Dalam perjalanan pulang ke rumah kos, Ji An melewati taman tempat terakhir kali ia bicara dengan ayahnya.

Ia pun menyesal sudah mengatakan itu pada ayahnya.

Turun dari bus, Ji An mendapati Do Kyung tengah menunggunya. Ji An langsung menghindar karena takut Do Kyung dibuntuti suruhan keluarga Haesung. Do Kyung pun memegang tangan Ji An.

“Kau setakut itu?” tanya Do Kyung.

Tapi Ji An malah pergi. Dan Do Kyung segera menyusul Ji An.

“Aku amat ketakutan.” Jawab Ji An.


“Aku akan mengajukan satu pertanyaan. Tolong jawab. Apakah kau bersungguh-sungguh? Jika kau bersungguh-sungguh saat bilang aku tidak boleh menjadi putra Perusahaan Haesung, aku akan berhenti sekarang.” Ucap Do Kyung.

“Aku bersungguh-sungguh.” Jawab Ji An.

“Lantas, mari hentikan ini. Jika kau bersungguh-sungguh, aku tidak bisa berbuat apa-apa. Walaupun mati, aku masih menjadi putra Perusahaan Haesung.” Ucap Do Kyung.

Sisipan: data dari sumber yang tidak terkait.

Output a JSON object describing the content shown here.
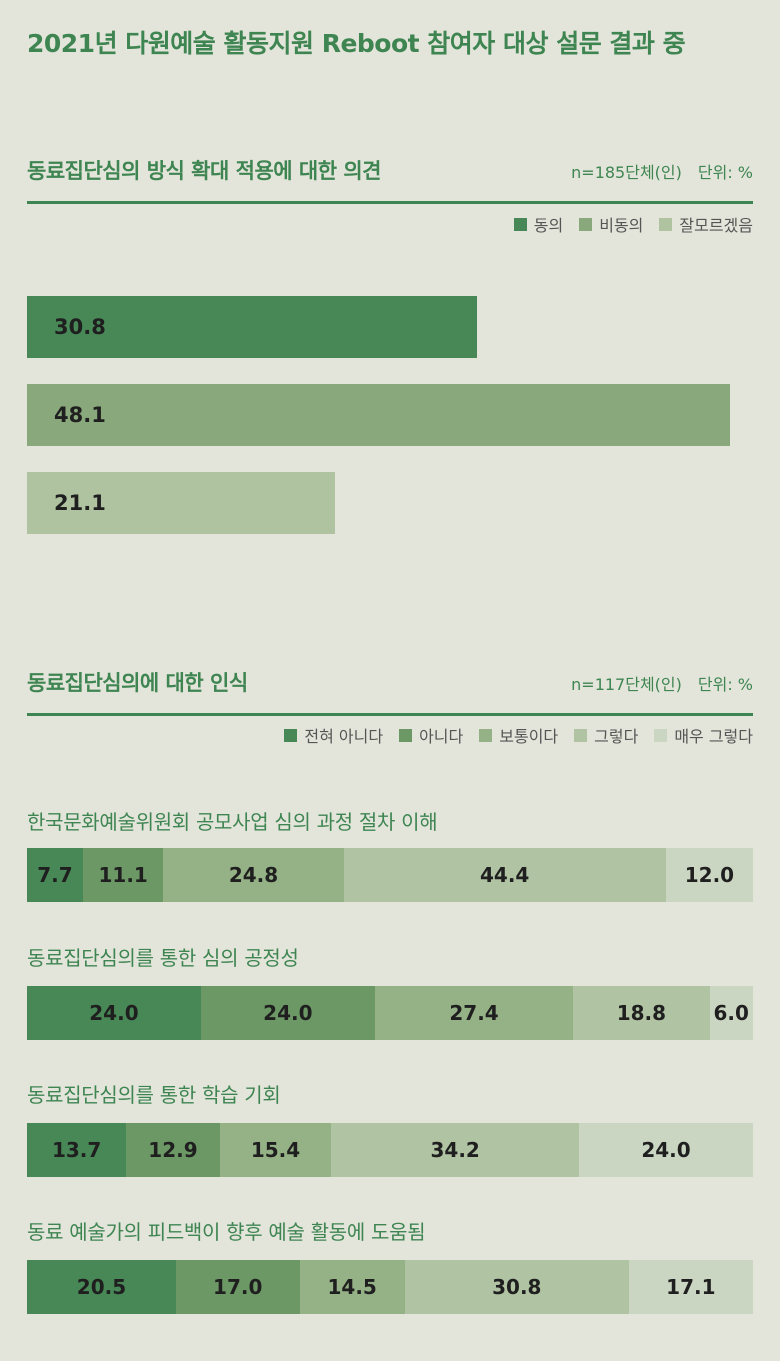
{
  "main_title": "2021년 다원예술 활동지원 Reboot 참여자 대상 설문 결과 중",
  "chart_data": [
    {
      "type": "bar",
      "orientation": "horizontal",
      "title": "동료집단심의 방식 확대 적용에 대한 의견",
      "sample": "n=185단체(인)",
      "unit": "단위: %",
      "categories": [
        "동의",
        "비동의",
        "잘모르겠음"
      ],
      "values": [
        30.8,
        48.1,
        21.1
      ],
      "colors": [
        "#478856",
        "#89a97c",
        "#afc3a0"
      ],
      "xlim": [
        0,
        50
      ],
      "legend_position": "top-right"
    },
    {
      "type": "bar",
      "orientation": "horizontal",
      "stacked": true,
      "title": "동료집단심의에 대한 인식",
      "sample": "n=117단체(인)",
      "unit": "단위: %",
      "legend": [
        "전혀 아니다",
        "아니다",
        "보통이다",
        "그렇다",
        "매우 그렇다"
      ],
      "colors": [
        "#478856",
        "#6c9865",
        "#95b286",
        "#b0c3a2",
        "#cad6c1"
      ],
      "legend_position": "top-right",
      "categories": [
        "한국문화예술위원회 공모사업 심의 과정 절차 이해",
        "동료집단심의를 통한 심의 공정성",
        "동료집단심의를 통한 학습 기회",
        "동료 예술가의 피드백이 향후 예술 활동에 도움됨"
      ],
      "series": [
        {
          "name": "전혀 아니다",
          "values": [
            7.7,
            24.0,
            13.7,
            20.5
          ]
        },
        {
          "name": "아니다",
          "values": [
            11.1,
            24.0,
            12.9,
            17.0
          ]
        },
        {
          "name": "보통이다",
          "values": [
            24.8,
            27.4,
            15.4,
            14.5
          ]
        },
        {
          "name": "그렇다",
          "values": [
            44.4,
            18.8,
            34.2,
            30.8
          ]
        },
        {
          "name": "매우 그렇다",
          "values": [
            12.0,
            6.0,
            24.0,
            17.1
          ]
        }
      ]
    }
  ]
}
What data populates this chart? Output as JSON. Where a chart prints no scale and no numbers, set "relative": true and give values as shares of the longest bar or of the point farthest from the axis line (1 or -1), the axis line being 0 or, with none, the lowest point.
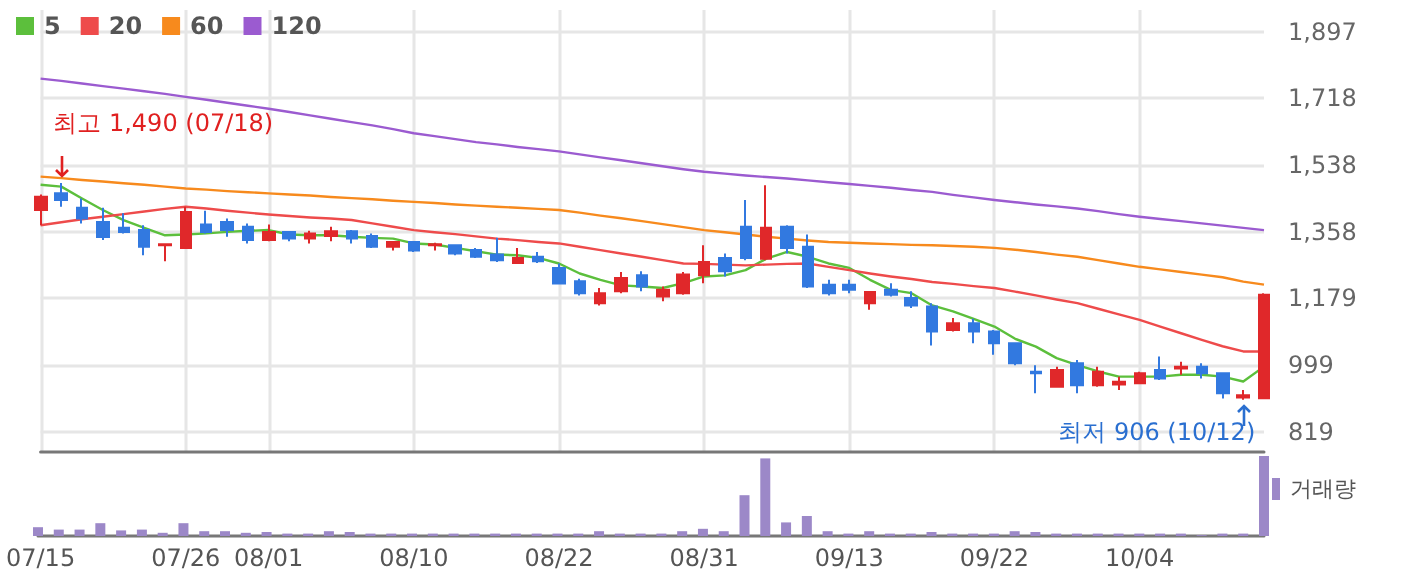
{
  "chart_data": [
    {
      "type": "candlestick",
      "categories": [
        "07/15",
        null,
        null,
        null,
        null,
        null,
        null,
        "07/26",
        null,
        null,
        null,
        "08/01",
        null,
        null,
        null,
        null,
        null,
        null,
        "08/10",
        null,
        null,
        null,
        null,
        null,
        null,
        "08/22",
        null,
        null,
        null,
        null,
        null,
        null,
        "08/31",
        null,
        null,
        null,
        null,
        null,
        null,
        "09/13",
        null,
        null,
        null,
        null,
        null,
        null,
        "09/22",
        null,
        null,
        null,
        null,
        null,
        null,
        "10/04",
        null,
        null,
        null,
        null,
        null,
        null
      ],
      "ohlc": [
        [
          1417,
          1459,
          1376,
          1453
        ],
        [
          1462,
          1490,
          1426,
          1444
        ],
        [
          1423,
          1448,
          1381,
          1394
        ],
        [
          1385,
          1423,
          1336,
          1344
        ],
        [
          1369,
          1408,
          1354,
          1358
        ],
        [
          1363,
          1376,
          1295,
          1318
        ],
        [
          1322,
          1327,
          1279,
          1325
        ],
        [
          1315,
          1426,
          1315,
          1412
        ],
        [
          1378,
          1415,
          1354,
          1358
        ],
        [
          1385,
          1394,
          1345,
          1363
        ],
        [
          1372,
          1381,
          1327,
          1336
        ],
        [
          1336,
          1378,
          1333,
          1358
        ],
        [
          1358,
          1360,
          1333,
          1340
        ],
        [
          1340,
          1361,
          1327,
          1354
        ],
        [
          1347,
          1372,
          1333,
          1360
        ],
        [
          1360,
          1363,
          1327,
          1340
        ],
        [
          1347,
          1354,
          1315,
          1318
        ],
        [
          1318,
          1333,
          1308,
          1331
        ],
        [
          1331,
          1333,
          1304,
          1308
        ],
        [
          1322,
          1329,
          1308,
          1325
        ],
        [
          1322,
          1324,
          1295,
          1300
        ],
        [
          1309,
          1315,
          1288,
          1291
        ],
        [
          1297,
          1342,
          1277,
          1282
        ],
        [
          1274,
          1315,
          1274,
          1288
        ],
        [
          1291,
          1304,
          1274,
          1279
        ],
        [
          1261,
          1273,
          1219,
          1219
        ],
        [
          1225,
          1232,
          1187,
          1193
        ],
        [
          1166,
          1207,
          1160,
          1193
        ],
        [
          1198,
          1250,
          1193,
          1234
        ],
        [
          1241,
          1252,
          1198,
          1211
        ],
        [
          1184,
          1211,
          1171,
          1202
        ],
        [
          1193,
          1250,
          1189,
          1243
        ],
        [
          1241,
          1322,
          1220,
          1277
        ],
        [
          1288,
          1300,
          1238,
          1252
        ],
        [
          1372,
          1444,
          1282,
          1288
        ],
        [
          1286,
          1484,
          1282,
          1369
        ],
        [
          1372,
          1376,
          1300,
          1315
        ],
        [
          1318,
          1351,
          1207,
          1211
        ],
        [
          1216,
          1229,
          1187,
          1193
        ],
        [
          1216,
          1229,
          1193,
          1202
        ],
        [
          1166,
          1196,
          1148,
          1196
        ],
        [
          1202,
          1220,
          1184,
          1189
        ],
        [
          1180,
          1198,
          1153,
          1160
        ],
        [
          1157,
          1166,
          1052,
          1090
        ],
        [
          1094,
          1126,
          1090,
          1112
        ],
        [
          1112,
          1124,
          1058,
          1090
        ],
        [
          1090,
          1094,
          1027,
          1058
        ],
        [
          1058,
          1061,
          999,
          1004
        ],
        [
          981,
          999,
          923,
          977
        ],
        [
          941,
          995,
          941,
          986
        ],
        [
          1004,
          1013,
          923,
          945
        ],
        [
          945,
          995,
          941,
          981
        ],
        [
          947,
          968,
          932,
          954
        ],
        [
          950,
          981,
          950,
          977
        ],
        [
          986,
          1022,
          959,
          963
        ],
        [
          990,
          1008,
          973,
          995
        ],
        [
          995,
          1004,
          963,
          977
        ],
        [
          977,
          977,
          909,
          923
        ],
        [
          912,
          932,
          906,
          918
        ],
        [
          910,
          1193,
          910,
          1189
        ]
      ],
      "colors": [
        "#e0282a",
        "#3279e0",
        "#3279e0",
        "#3279e0",
        "#3279e0",
        "#3279e0",
        "#e0282a",
        "#e0282a",
        "#3279e0",
        "#3279e0",
        "#3279e0",
        "#e0282a",
        "#3279e0",
        "#e0282a",
        "#e0282a",
        "#3279e0",
        "#3279e0",
        "#e0282a",
        "#3279e0",
        "#e0282a",
        "#3279e0",
        "#3279e0",
        "#3279e0",
        "#e0282a",
        "#3279e0",
        "#3279e0",
        "#3279e0",
        "#e0282a",
        "#e0282a",
        "#3279e0",
        "#e0282a",
        "#e0282a",
        "#e0282a",
        "#3279e0",
        "#3279e0",
        "#e0282a",
        "#3279e0",
        "#3279e0",
        "#3279e0",
        "#3279e0",
        "#e0282a",
        "#3279e0",
        "#3279e0",
        "#3279e0",
        "#e0282a",
        "#3279e0",
        "#3279e0",
        "#3279e0",
        "#3279e0",
        "#e0282a",
        "#3279e0",
        "#e0282a",
        "#e0282a",
        "#e0282a",
        "#3279e0",
        "#e0282a",
        "#3279e0",
        "#3279e0",
        "#e0282a",
        "#e0282a"
      ],
      "series": [
        {
          "type": "line",
          "name": "5",
          "color": "#5cbf3c",
          "values": [
            1485,
            1480,
            1448,
            1417,
            1390,
            1369,
            1349,
            1351,
            1354,
            1358,
            1361,
            1363,
            1351,
            1349,
            1349,
            1345,
            1342,
            1340,
            1327,
            1324,
            1315,
            1306,
            1297,
            1295,
            1288,
            1273,
            1246,
            1229,
            1214,
            1211,
            1207,
            1220,
            1238,
            1241,
            1255,
            1286,
            1304,
            1291,
            1273,
            1261,
            1229,
            1202,
            1193,
            1160,
            1144,
            1124,
            1103,
            1070,
            1049,
            1018,
            999,
            982,
            968,
            968,
            968,
            973,
            973,
            968,
            955,
            995
          ]
        },
        {
          "type": "line",
          "name": "20",
          "color": "#ee4b4b",
          "values": [
            1376,
            1384,
            1392,
            1399,
            1406,
            1413,
            1420,
            1426,
            1421,
            1415,
            1410,
            1405,
            1401,
            1397,
            1394,
            1390,
            1381,
            1372,
            1363,
            1357,
            1352,
            1346,
            1340,
            1336,
            1331,
            1327,
            1318,
            1309,
            1300,
            1291,
            1282,
            1273,
            1272,
            1270,
            1268,
            1270,
            1272,
            1273,
            1264,
            1255,
            1246,
            1238,
            1231,
            1223,
            1218,
            1212,
            1207,
            1197,
            1187,
            1176,
            1166,
            1151,
            1136,
            1121,
            1103,
            1085,
            1067,
            1050,
            1036,
            1036
          ]
        },
        {
          "type": "line",
          "name": "60",
          "color": "#f78a1d",
          "values": [
            1507,
            1503,
            1498,
            1494,
            1489,
            1485,
            1480,
            1475,
            1472,
            1468,
            1465,
            1462,
            1459,
            1456,
            1452,
            1449,
            1446,
            1442,
            1439,
            1436,
            1432,
            1429,
            1426,
            1423,
            1420,
            1417,
            1410,
            1402,
            1395,
            1387,
            1379,
            1371,
            1363,
            1357,
            1351,
            1345,
            1340,
            1335,
            1331,
            1329,
            1327,
            1325,
            1323,
            1322,
            1320,
            1318,
            1315,
            1310,
            1304,
            1297,
            1291,
            1282,
            1273,
            1264,
            1257,
            1250,
            1243,
            1236,
            1224,
            1216
          ]
        },
        {
          "type": "line",
          "name": "120",
          "color": "#9b5bd0",
          "values": [
            1771,
            1765,
            1758,
            1751,
            1744,
            1737,
            1730,
            1722,
            1714,
            1706,
            1698,
            1690,
            1681,
            1672,
            1663,
            1654,
            1645,
            1635,
            1624,
            1616,
            1608,
            1600,
            1594,
            1587,
            1581,
            1575,
            1567,
            1559,
            1551,
            1543,
            1535,
            1527,
            1520,
            1515,
            1510,
            1506,
            1502,
            1497,
            1492,
            1487,
            1482,
            1477,
            1471,
            1466,
            1458,
            1451,
            1444,
            1438,
            1432,
            1427,
            1421,
            1414,
            1406,
            1399,
            1393,
            1387,
            1381,
            1375,
            1369,
            1363
          ]
        }
      ],
      "ylim": [
        765,
        1956
      ],
      "yticks": [
        {
          "value": 819,
          "label": "819"
        },
        {
          "value": 999,
          "label": "999"
        },
        {
          "value": 1179,
          "label": "1,179"
        },
        {
          "value": 1358,
          "label": "1,358"
        },
        {
          "value": 1538,
          "label": "1,538"
        },
        {
          "value": 1718,
          "label": "1,718"
        },
        {
          "value": 1897,
          "label": "1,897"
        }
      ],
      "annotations": [
        {
          "text": "최고 1,490 (07/18)",
          "y": 1490
        },
        "최저 906 (10/12)"
      ],
      "grid": true,
      "legend": "top left",
      "marker": "none"
    },
    {
      "type": "bar",
      "relative": true,
      "categories": [
        null,
        null,
        null,
        null,
        null,
        null,
        null,
        null,
        null,
        null,
        null,
        null,
        null,
        null,
        null,
        null,
        null,
        null,
        null,
        null,
        null,
        null,
        null,
        null,
        null,
        null,
        null,
        null,
        null,
        null,
        null,
        null,
        null,
        null,
        null,
        null,
        null,
        null,
        null,
        null,
        null,
        null,
        null,
        null,
        null,
        null,
        null,
        null,
        null,
        null,
        null,
        null,
        null,
        null,
        null,
        null,
        null,
        null,
        null,
        null
      ],
      "series": [
        {
          "name": "거래량",
          "color": "#9c88c8",
          "values": [
            0.11,
            0.08,
            0.08,
            0.16,
            0.07,
            0.08,
            0.04,
            0.16,
            0.06,
            0.06,
            0.04,
            0.05,
            0.03,
            0.03,
            0.06,
            0.05,
            0.03,
            0.03,
            0.03,
            0.03,
            0.03,
            0.03,
            0.03,
            0.03,
            0.03,
            0.03,
            0.03,
            0.06,
            0.03,
            0.03,
            0.03,
            0.06,
            0.09,
            0.06,
            0.51,
            0.97,
            0.17,
            0.25,
            0.06,
            0.03,
            0.06,
            0.03,
            0.03,
            0.05,
            0.03,
            0.03,
            0.03,
            0.06,
            0.05,
            0.03,
            0.03,
            0.03,
            0.03,
            0.03,
            0.03,
            0.03,
            0.01,
            0.03,
            0.03,
            1
          ]
        }
      ],
      "legend": "top right"
    }
  ]
}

Ji An hanya mengangguk sembari menatap Do Kyung dengan mata berkaca-kaca.


“Tapi kau harus mengingat ini. Saat kubilang aku tidak akan melakukan apa pun, aku sungguh-sungguh. Seperti katamu, aku tidak bisa berhenti menjadi diriku demi kau.” Ucap Do Kyung.
“Baiklah.” Jawab Ji An.

“Aku akan memberimu satu kesempatan terakhir. Jangan lepaskan aku.” Pinta Do Kyung.

Tapi Ji An menggeleng. Do Kyung mengerti dan beranjak pergi meninggalkan Ji An.